Absolutely, I wrote an article for Artinfo, an online art magazine, in which I discuss how the metal scene in Egypt was instrumental is the process of forming the revolution and the eventual fall of Mubarak . Two of the biggest activists, who basically created the protest on a facebook page, where victims of the “Days Of Satanism” in Egypt, a time where metal was quite popular in Cairo and Alexandria, and then everyone was arrested and in some cases tortured for being metal fans, as the government viewed metal as a threat as it is a rebellious and subversive medium. So its quite amazing too see how the government created this monster which is metal-heads turned activists, which tore down the government to the point of impeaching the president. This is an extremely great example of what art is capable of.
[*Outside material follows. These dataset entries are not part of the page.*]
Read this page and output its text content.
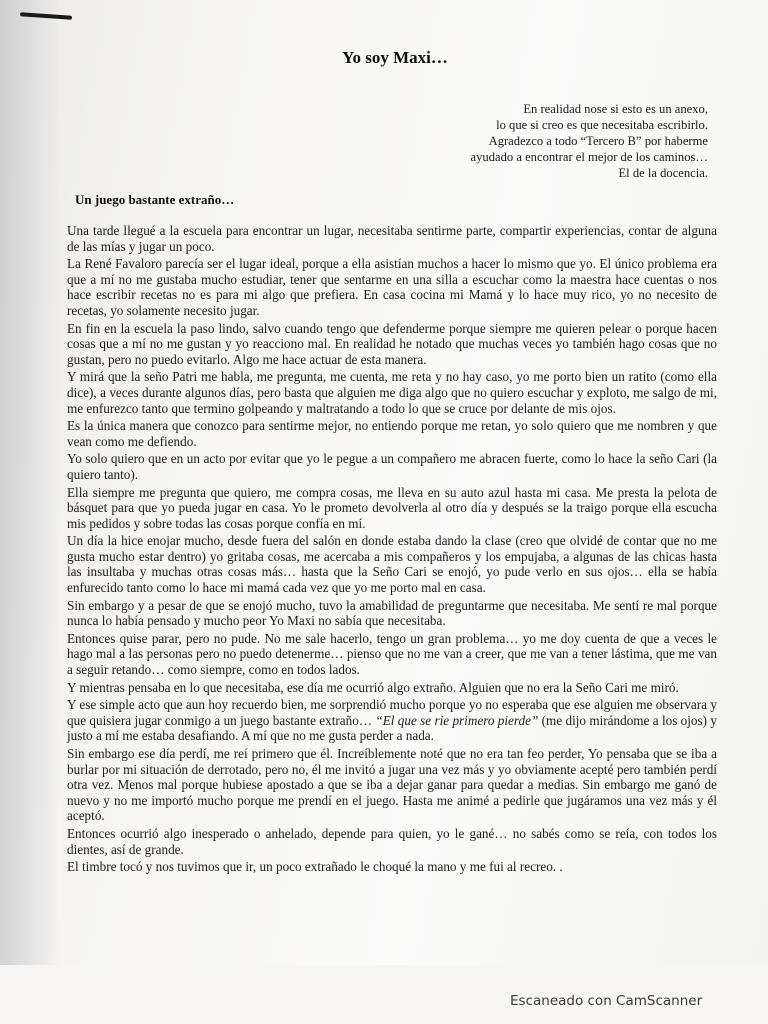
Yo soy Maxi…
En realidad nose si esto es un anexo,
lo que si creo es que necesitaba escribirlo.
Agradezco a todo “Tercero B” por haberme
ayudado a encontrar el mejor de los caminos…
El de la docencia.
Un juego bastante extraño…

Una tarde llegué a la escuela para encontrar un lugar, necesitaba sentirme parte, compartir experiencias, contar de alguna de las mías y jugar un poco.

La René Favaloro parecía ser el lugar ideal, porque a ella asistían muchos a hacer lo mismo que yo. El único problema era que a mí no me gustaba mucho estudiar, tener que sentarme en una silla a escuchar como la maestra hace cuentas o nos hace escribir recetas no es para mi algo que prefiera. En casa cocina mi Mamá y lo hace muy rico, yo no necesito de recetas, yo solamente necesito jugar.

En fin en la escuela la paso lindo, salvo cuando tengo que defenderme porque siempre me quieren pelear o porque hacen cosas que a mí no me gustan y yo reacciono mal. En realidad he notado que muchas veces yo también hago cosas que no gustan, pero no puedo evitarlo. Algo me hace actuar de esta manera.

Y mirá que la seño Patri me habla, me pregunta, me cuenta, me reta y no hay caso, yo me porto bien un ratito (como ella dice), a veces durante algunos días, pero basta que alguien me diga algo que no quiero escuchar y exploto, me salgo de mi, me enfurezco tanto que termino golpeando y maltratando a todo lo que se cruce por delante de mis ojos.

Es la única manera que conozco para sentirme mejor, no entiendo porque me retan, yo solo quiero que me nombren y que vean como me defiendo.

Yo solo quiero que en un acto por evitar que yo le pegue a un compañero me abracen fuerte, como lo hace la seño Cari (la quiero tanto).

Ella siempre me pregunta que quiero, me compra cosas, me lleva en su auto azul hasta mi casa. Me presta la pelota de básquet para que yo pueda jugar en casa. Yo le prometo devolverla al otro día y después se la traigo porque ella escucha mis pedidos y sobre todas las cosas porque confía en mí.

Un día la hice enojar mucho, desde fuera del salón en donde estaba dando la clase (creo que olvidé de contar que no me gusta mucho estar dentro) yo gritaba cosas, me acercaba a mis compañeros y los empujaba, a algunas de las chicas hasta las insultaba y muchas otras cosas más… hasta que la Seño Cari se enojó, yo pude verlo en sus ojos… ella se había enfurecido tanto como lo hace mi mamá cada vez que yo me porto mal en casa.

Sin embargo y a pesar de que se enojó mucho, tuvo la amabilidad de preguntarme que necesitaba. Me sentí re mal porque nunca lo había pensado y mucho peor Yo Maxi no sabía que necesitaba.

Entonces quise parar, pero no pude. No me sale hacerlo, tengo un gran problema… yo me doy cuenta de que a veces le hago mal a las personas pero no puedo detenerme… pienso que no me van a creer, que me van a tener lástima, que me van a seguir retando… como siempre, como en todos lados.

Y mientras pensaba en lo que necesitaba, ese día me ocurrió algo extraño. Alguien que no era la Seño Cari me miró.

Y ese simple acto que aun hoy recuerdo bien, me sorprendió mucho porque yo no esperaba que ese alguien me observara y que quisiera jugar conmigo a un juego bastante extraño… “El que se rie primero pierde” (me dijo mirándome a los ojos) y justo a mí me estaba desafiando. A mí que no me gusta perder a nada.

Sin embargo ese día perdí, me reí primero que él. Increíblemente noté que no era tan feo perder, Yo pensaba que se iba a burlar por mi situación de derrotado, pero no, él me invitó a jugar una vez más y yo obviamente acepté pero también perdí otra vez. Menos mal porque hubiese apostado a que se iba a dejar ganar para quedar a medias. Sin embargo me ganó de nuevo y no me importó mucho porque me prendí en el juego. Hasta me animé a pedirle que jugáramos una vez más y él aceptó.

Entonces ocurrió algo inesperado o anhelado, depende para quien, yo le gané… no sabés como se reía, con todos los dientes, así de grande.

El timbre tocó y nos tuvimos que ir, un poco extrañado le choqué la mano y me fui al recreo. .

Escaneado con CamScanner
As a final question I would like to know what music you’re currently listening and what band and albums do you recommend to our viewers?
I wish I could but I really haven’t listened to music for a while. I apologize really-but I’d rather be honest as possible.
If you got any last thoughts and remarks, please put them here:
Thanks a lot for interesting questions and giving me the opportunity to explain my work, I really appreciate it. I really do hope that people can immerse themselves into this piece and truly enjoy it.